Freestyle Libre, wij vertrouwen er blind op. Wat een uitvinding.
Een paar keer getest tegen vingerprik (au!) bij erg hoge of lage glucose waarden en de onnauwkeurigheid is mi. verwaarloosbaar, muv. de eerste 1-2 dagen van een nieuwe sensor.
Het gaat trouwens ook om de relatieve beweging van de glucose. Zo merkten wij dat het advies van onze ervaren suikerzuster om vlak voor het eten te spuiten echt onjuist was. Je moet minstens 30-45 min. vooraf spuiten want suiker werkt sneller dan insuline. Dat zie je meteen op de Libre: allemaal hoge glucose pieken als je te laat spuit. Dan besef je ook dat een paar keer per dag vingerprikken op russisch roulette lijkt. De Libre grafiek is onmisbaar.
Onbegrijpelijk dat mensen deze ontwikkeling tegenhouden. Vingerprikken is zo 1900 (toen bloedzuigers ook nog in waren)! Maar gelukkig zijn er amper diabetici (400M wereldwijd) dus het vingerprik probleem is heel beperkt .

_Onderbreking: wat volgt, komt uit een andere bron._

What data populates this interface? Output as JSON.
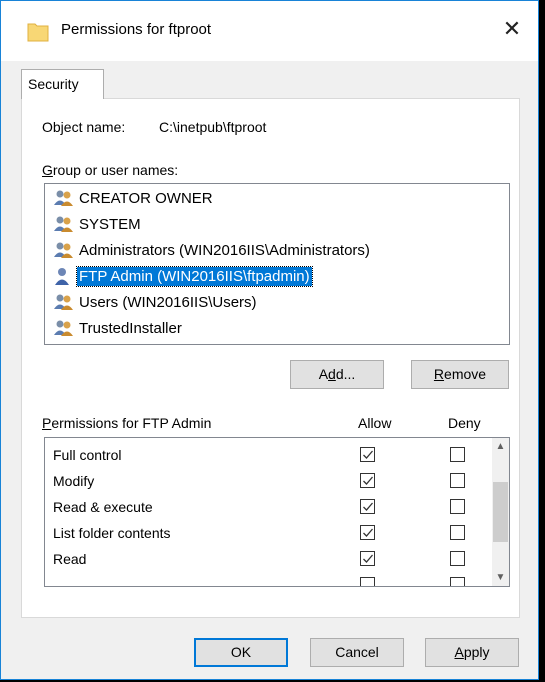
{
  "window": {
    "title": "Permissions for ftproot",
    "close_glyph": "✕"
  },
  "tabs": [
    {
      "label": "Security"
    }
  ],
  "object": {
    "label": "Object name:",
    "value": "C:\\inetpub\\ftproot"
  },
  "users": {
    "label_prefix": "G",
    "label_rest": "roup or user names:",
    "items": [
      {
        "name": "CREATOR OWNER",
        "icon": "group-icon"
      },
      {
        "name": "SYSTEM",
        "icon": "group-icon"
      },
      {
        "name": "Administrators (WIN2016IIS\\Administrators)",
        "icon": "group-icon"
      },
      {
        "name": "FTP Admin (WIN2016IIS\\ftpadmin)",
        "icon": "user-icon",
        "selected": true
      },
      {
        "name": "Users (WIN2016IIS\\Users)",
        "icon": "group-icon"
      },
      {
        "name": "TrustedInstaller",
        "icon": "group-icon"
      }
    ]
  },
  "buttons": {
    "add_pre": "A",
    "add_mn": "d",
    "add_post": "d...",
    "remove_mn": "R",
    "remove_post": "emove",
    "ok": "OK",
    "cancel": "Cancel",
    "apply_mn": "A",
    "apply_post": "pply"
  },
  "permissions": {
    "label_mn": "P",
    "label_rest": "ermissions for FTP Admin",
    "allow_header": "Allow",
    "deny_header": "Deny",
    "rows": [
      {
        "name": "Full control",
        "allow": true,
        "deny": false
      },
      {
        "name": "Modify",
        "allow": true,
        "deny": false
      },
      {
        "name": "Read & execute",
        "allow": true,
        "deny": false
      },
      {
        "name": "List folder contents",
        "allow": true,
        "deny": false
      },
      {
        "name": "Read",
        "allow": true,
        "deny": false
      }
    ]
  },
  "colors": {
    "selection": "#0078d7",
    "accent_border": "#1883d7"
  }
}
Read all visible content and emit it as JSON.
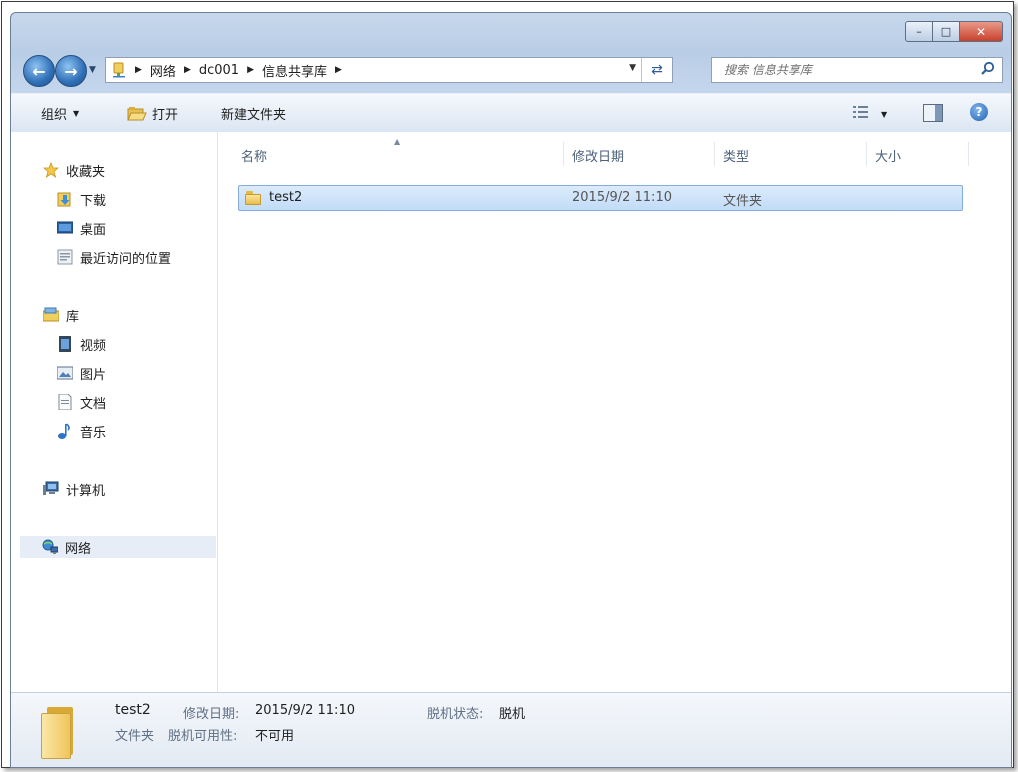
{
  "address": {
    "crumbs": [
      "网络",
      "dc001",
      "信息共享库"
    ]
  },
  "search": {
    "placeholder": "搜索 信息共享库"
  },
  "toolbar": {
    "organize": "组织",
    "open": "打开",
    "new_folder": "新建文件夹"
  },
  "nav_pane": {
    "favorites": {
      "label": "收藏夹",
      "items": [
        "下载",
        "桌面",
        "最近访问的位置"
      ]
    },
    "libraries": {
      "label": "库",
      "items": [
        "视频",
        "图片",
        "文档",
        "音乐"
      ]
    },
    "computer": "计算机",
    "network": "网络"
  },
  "columns": {
    "name": "名称",
    "modified": "修改日期",
    "type": "类型",
    "size": "大小"
  },
  "files": [
    {
      "name": "test2",
      "modified": "2015/9/2 11:10",
      "type": "文件夹",
      "size": ""
    }
  ],
  "details": {
    "name": "test2",
    "type": "文件夹",
    "modified_label": "修改日期:",
    "modified_value": "2015/9/2 11:10",
    "offline_status_label": "脱机状态:",
    "offline_status_value": "脱机",
    "offline_availability_label": "脱机可用性:",
    "offline_availability_value": "不可用"
  },
  "colors": {
    "selection": "#c1dcf7",
    "selection_border": "#84acdd",
    "chrome": "#c4d6ec"
  }
}
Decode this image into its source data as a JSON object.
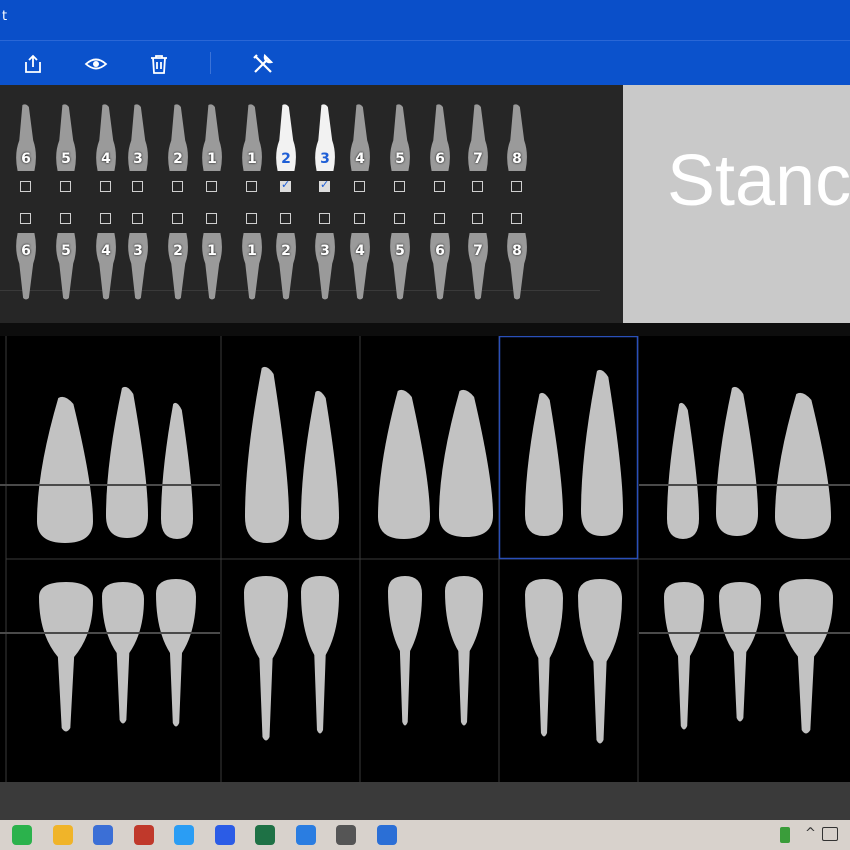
{
  "window": {
    "title": "t"
  },
  "toolbar": {
    "buttons": [
      {
        "icon": "share-icon"
      },
      {
        "icon": "eye-icon"
      },
      {
        "icon": "trash-icon"
      },
      {
        "icon": "tools-icon"
      }
    ]
  },
  "upper_row": {
    "numbers": [
      "6",
      "5",
      "4",
      "3",
      "2",
      "1",
      "1",
      "2",
      "3",
      "4",
      "5",
      "6",
      "7",
      "8"
    ],
    "checked": [
      false,
      false,
      false,
      false,
      false,
      false,
      false,
      true,
      true,
      false,
      false,
      false,
      false,
      false
    ]
  },
  "lower_row": {
    "numbers": [
      "6",
      "5",
      "4",
      "3",
      "2",
      "1",
      "1",
      "2",
      "3",
      "4",
      "5",
      "6",
      "7",
      "8"
    ],
    "checked": [
      false,
      false,
      false,
      false,
      false,
      false,
      false,
      false,
      false,
      false,
      false,
      false,
      false,
      false
    ]
  },
  "preview": {
    "text": "Stanc"
  },
  "colors": {
    "accent": "#0b52cc",
    "selection": "#1f5fd6"
  },
  "taskbar": {
    "apps": [
      "wechat-icon",
      "folder-icon",
      "wps-writer-icon",
      "network-icon",
      "cloud-icon",
      "todo-icon",
      "excel-icon",
      "dice-icon",
      "search-app-icon",
      "dental-app-icon"
    ]
  }
}
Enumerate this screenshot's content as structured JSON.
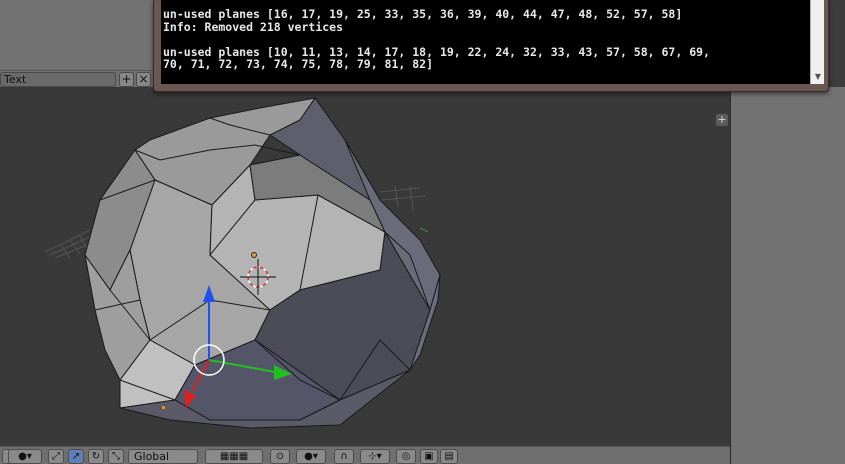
{
  "console": {
    "lines": [
      "un-used planes [16, 17, 19, 25, 33, 35, 36, 39, 40, 44, 47, 48, 52, 57, 58]",
      "Info: Removed 218 vertices",
      "",
      "un-used planes [10, 11, 13, 14, 17, 18, 19, 22, 24, 32, 33, 43, 57, 58, 67, 69,",
      "70, 71, 72, 73, 74, 75, 78, 79, 81, 82]"
    ],
    "scroll_down_icon": "triangle-down"
  },
  "text_editor_header": {
    "field_value": "Text",
    "add_icon": "plus",
    "close_icon": "x"
  },
  "viewport": {
    "add_icon": "plus"
  },
  "bottom_header": {
    "orientation": "Global",
    "icons": [
      "mode-dropdown",
      "viewport-shading-dropdown",
      "manipulator-toggle",
      "translate-manipulator",
      "rotate-manipulator",
      "scale-manipulator",
      "orientation-dropdown",
      "layer-buttons",
      "pivot-point",
      "snap-toggle",
      "snap-element",
      "proportional-edit",
      "render-button",
      "camera-button"
    ]
  },
  "colors": {
    "console_bg": "#000000",
    "console_text": "#e8e8e8",
    "console_frame": "#6b5752",
    "viewport_bg": "#393939",
    "panel_bg": "#727272",
    "mesh_light": "#a6a6a6",
    "mesh_dark": "#4a4a58",
    "axis_x": "#e02020",
    "axis_y": "#20c020",
    "axis_z": "#2040e0"
  }
}
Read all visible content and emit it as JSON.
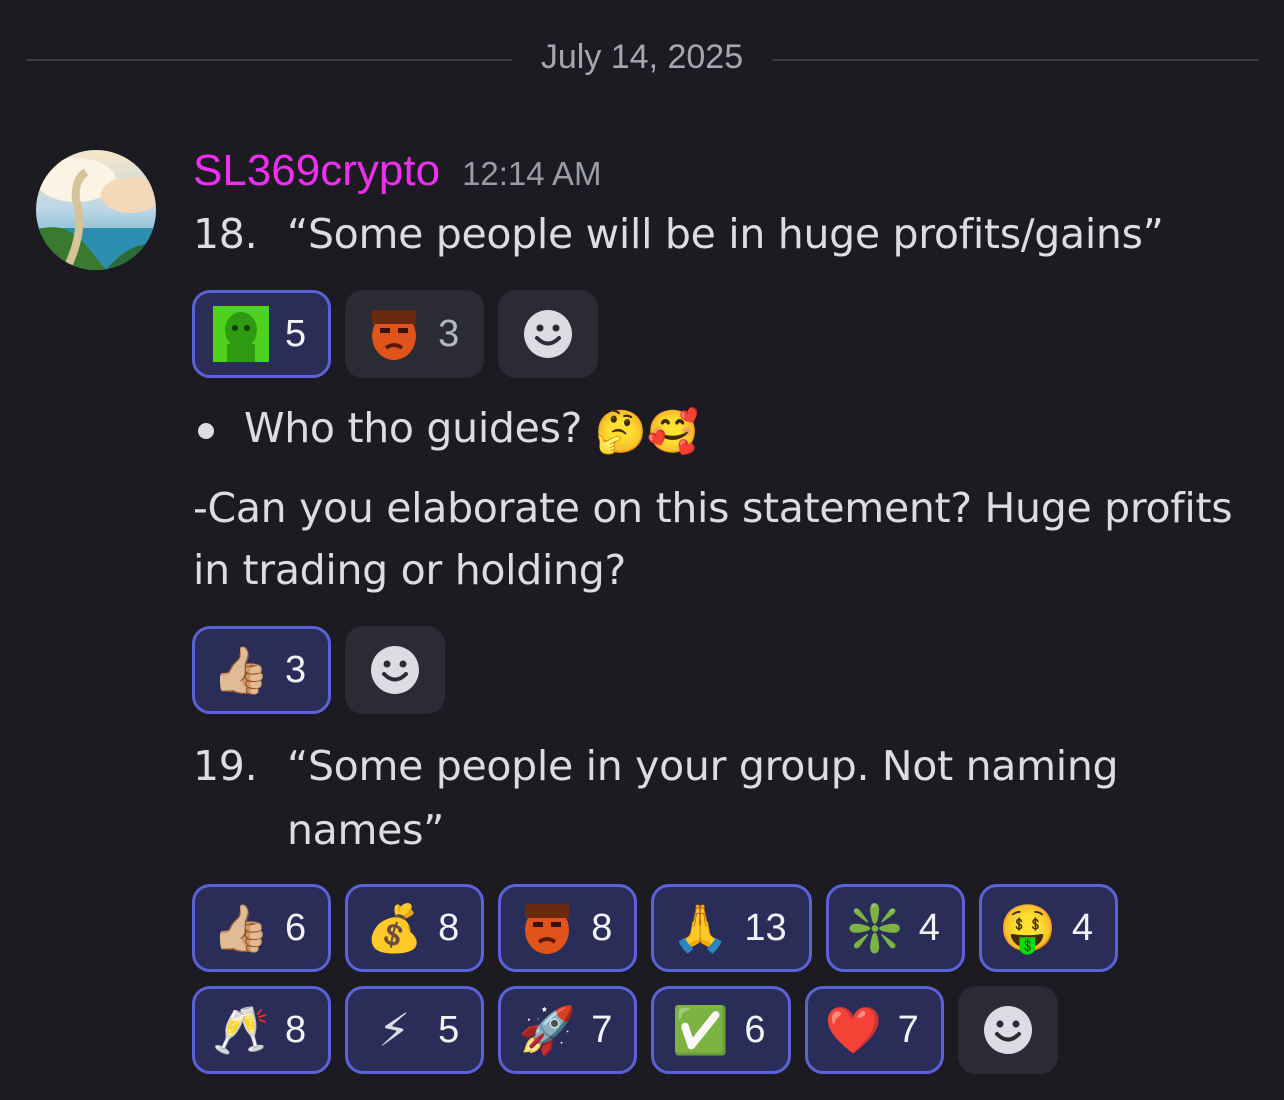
{
  "date_divider": "July 14, 2025",
  "message": {
    "username": "SL369crypto",
    "time": "12:14 AM",
    "lines": {
      "item18_num": "18.",
      "item18_text": "“Some people will be in huge profits/gains”",
      "bullet_text": "Who tho guides?",
      "bullet_emojis": "🤔🥰",
      "para1": "-Can you elaborate on this statement? Huge profits",
      "para2": "in trading or holding?",
      "item19_num": "19.",
      "item19_text1": "“Some people in your group. Not naming",
      "item19_text2": "names”"
    }
  },
  "reactions_1": [
    {
      "icon": "pepe-sticker-icon",
      "count": "5",
      "me": true
    },
    {
      "icon": "leo-face-sticker-icon",
      "count": "3",
      "me": false
    }
  ],
  "reactions_2": [
    {
      "icon": "thumbs-up-icon",
      "emoji": "👍🏼",
      "count": "3",
      "me": true
    }
  ],
  "reactions_3": [
    {
      "icon": "thumbs-up-icon",
      "emoji": "👍🏼",
      "count": "6"
    },
    {
      "icon": "money-bag-icon",
      "emoji": "💰",
      "count": "8"
    },
    {
      "icon": "leo-face-sticker-icon",
      "count": "8"
    },
    {
      "icon": "praying-hands-icon",
      "emoji": "🙏",
      "count": "13"
    },
    {
      "icon": "sparkle-icon",
      "emoji": "❇️",
      "count": "4"
    },
    {
      "icon": "money-mouth-icon",
      "emoji": "🤑",
      "count": "4"
    }
  ],
  "reactions_4": [
    {
      "icon": "champagne-icon",
      "emoji": "🥂",
      "count": "8"
    },
    {
      "icon": "lightning-icon",
      "emoji": "⚡",
      "count": "5"
    },
    {
      "icon": "rocket-icon",
      "emoji": "🚀",
      "count": "7"
    },
    {
      "icon": "check-mark-icon",
      "emoji": "✅",
      "count": "6"
    },
    {
      "icon": "heart-icon",
      "emoji": "❤️",
      "count": "7"
    }
  ],
  "colors": {
    "background": "#1b1b21",
    "username": "#ee2ff0",
    "reacted_border": "#5a62d8",
    "reacted_bg": "#2b2d59"
  }
}
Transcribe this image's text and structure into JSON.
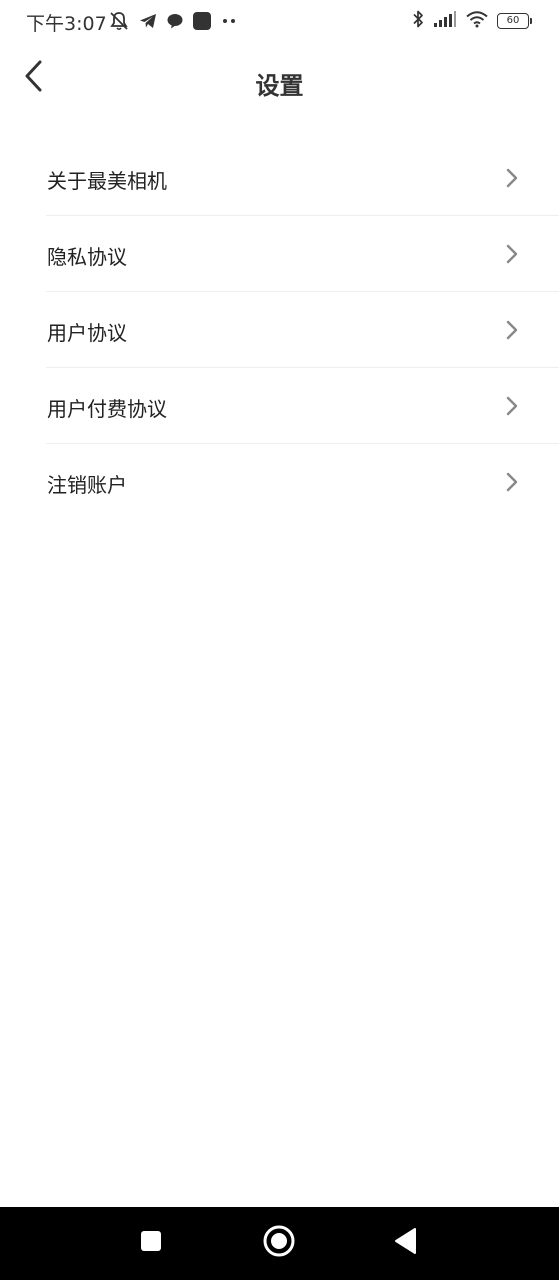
{
  "status_bar": {
    "time": "下午3:07",
    "battery_level": "60",
    "left_icons": [
      "muted-bell-icon",
      "telegram-icon",
      "chat-bubble-icon",
      "app-square-icon",
      "more-dots-icon"
    ],
    "right_icons": [
      "bluetooth-icon",
      "signal-icon",
      "wifi-icon",
      "battery-icon"
    ]
  },
  "header": {
    "title": "设置",
    "back_icon": "chevron-left-icon"
  },
  "settings": {
    "items": [
      {
        "label": "关于最美相机",
        "icon": "chevron-right-icon"
      },
      {
        "label": "隐私协议",
        "icon": "chevron-right-icon"
      },
      {
        "label": "用户协议",
        "icon": "chevron-right-icon"
      },
      {
        "label": "用户付费协议",
        "icon": "chevron-right-icon"
      },
      {
        "label": "注销账户",
        "icon": "chevron-right-icon"
      }
    ]
  },
  "nav_bar": {
    "buttons": [
      "recent-apps-icon",
      "home-icon",
      "back-triangle-icon"
    ]
  },
  "colors": {
    "background": "#ffffff",
    "text": "#222222",
    "divider": "#eeeeee",
    "chevron": "#888888",
    "nav_bar": "#000000"
  }
}
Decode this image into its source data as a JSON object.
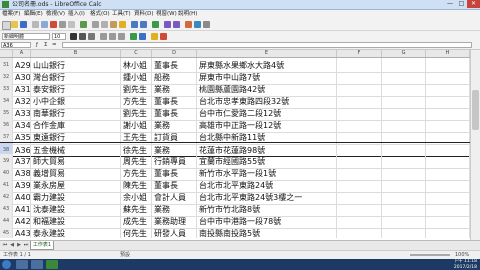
{
  "window": {
    "title": "公司名冊.ods - LibreOffice Calc",
    "minimize": "—",
    "maximize": "□",
    "close": "✕"
  },
  "menu": [
    "檔案(F)",
    "編輯(E)",
    "檢視(V)",
    "插入(I)",
    "格式(O)",
    "工具(T)",
    "資料(D)",
    "視窗(W)",
    "說明(H)"
  ],
  "toolbar": {
    "font_name": "新細明體",
    "font_size": "10",
    "icons": [
      "new-icon",
      "open-icon",
      "save-icon",
      "mail-icon",
      "edit-icon",
      "pdf-icon",
      "print-icon",
      "preview-icon",
      "spellcheck-icon",
      "cut-icon",
      "copy-icon",
      "paste-icon",
      "format-paintbrush-icon",
      "undo-icon",
      "redo-icon",
      "hyperlink-icon",
      "sort-ascending-icon",
      "sort-descending-icon",
      "chart-icon",
      "navigator-icon",
      "zoom-icon"
    ],
    "accent_colors": [
      "#3a6fc4",
      "#d04a3a",
      "#e0b020",
      "#3a9a4a",
      "#7a5ac0"
    ]
  },
  "formula_bar": {
    "cell_ref": "A36",
    "content": ""
  },
  "columns": [
    "",
    "A",
    "B",
    "C",
    "D",
    "E",
    "F",
    "G",
    "H"
  ],
  "rows": [
    {
      "num": "31",
      "id": "A29",
      "name": "山山銀行",
      "contact": "林小姐",
      "title": "董事長",
      "address": "屏東縣水果鄉水大路4號"
    },
    {
      "num": "32",
      "id": "A30",
      "name": "灣台銀行",
      "contact": "鍾小姐",
      "title": "船務",
      "address": "屏東市中山路7號"
    },
    {
      "num": "33",
      "id": "A31",
      "name": "泰安銀行",
      "contact": "劉先生",
      "title": "業務",
      "address": "桃園縣蘆園路42號"
    },
    {
      "num": "34",
      "id": "A32",
      "name": "小中企銀",
      "contact": "方先生",
      "title": "董事長",
      "address": "台北市忠孝東路四段32號"
    },
    {
      "num": "35",
      "id": "A33",
      "name": "南華銀行",
      "contact": "劉先生",
      "title": "董事長",
      "address": "台中市仁愛路二段12號"
    },
    {
      "num": "36",
      "id": "A34",
      "name": "合作金庫",
      "contact": "謝小姐",
      "title": "業務",
      "address": "高雄市中正路一段12號"
    },
    {
      "num": "37",
      "id": "A35",
      "name": "東遠銀行",
      "contact": "王先生",
      "title": "訂貨員",
      "address": "台北縣中新路11號"
    },
    {
      "num": "38",
      "id": "A36",
      "name": "五金機械",
      "contact": "徐先生",
      "title": "業務",
      "address": "花蓮市花蓮路98號",
      "selected": true
    },
    {
      "num": "39",
      "id": "A37",
      "name": "師大貿易",
      "contact": "周先生",
      "title": "行銷專員",
      "address": "宜蘭市經國路55號"
    },
    {
      "num": "40",
      "id": "A38",
      "name": "義增貿易",
      "contact": "方先生",
      "title": "董事長",
      "address": "新竹市水平路一段1號"
    },
    {
      "num": "41",
      "id": "A39",
      "name": "業永房屋",
      "contact": "陳先生",
      "title": "董事長",
      "address": "台北市北平東路24號"
    },
    {
      "num": "42",
      "id": "A40",
      "name": "霸力建設",
      "contact": "余小姐",
      "title": "會計人員",
      "address": "台北市北平東路24號3樓之一"
    },
    {
      "num": "43",
      "id": "A41",
      "name": "沈泰建設",
      "contact": "蘇先生",
      "title": "業務",
      "address": "新竹市竹北路8號"
    },
    {
      "num": "44",
      "id": "A42",
      "name": "和福建設",
      "contact": "成先生",
      "title": "業務助理",
      "address": "台中市中港路一段78號"
    },
    {
      "num": "45",
      "id": "A43",
      "name": "泰永建設",
      "contact": "何先生",
      "title": "研發人員",
      "address": "南投縣南投路5號"
    }
  ],
  "sheet_tab": "工作表1",
  "status": {
    "sheet_position": "工作表 1 / 1",
    "style": "預設",
    "zoom": "100%"
  },
  "taskbar": {
    "time": "下午 11:18",
    "date": "2017/2/18"
  }
}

Dank voor uw duidelijke reactie! Een sterk punt is inderdaad de continue meting versus de incidentele meting met een vingerprik. Gezien uw ervaringen is het spijtig dat vergoedingen uit de ziektekostenverzekering vooralsnog uitblijven en daarmee de prijs voor de Freestyle voor vermoedelijk nogal wat mensen aan de hoge kant is. Nogmaals dank voor uw bericht.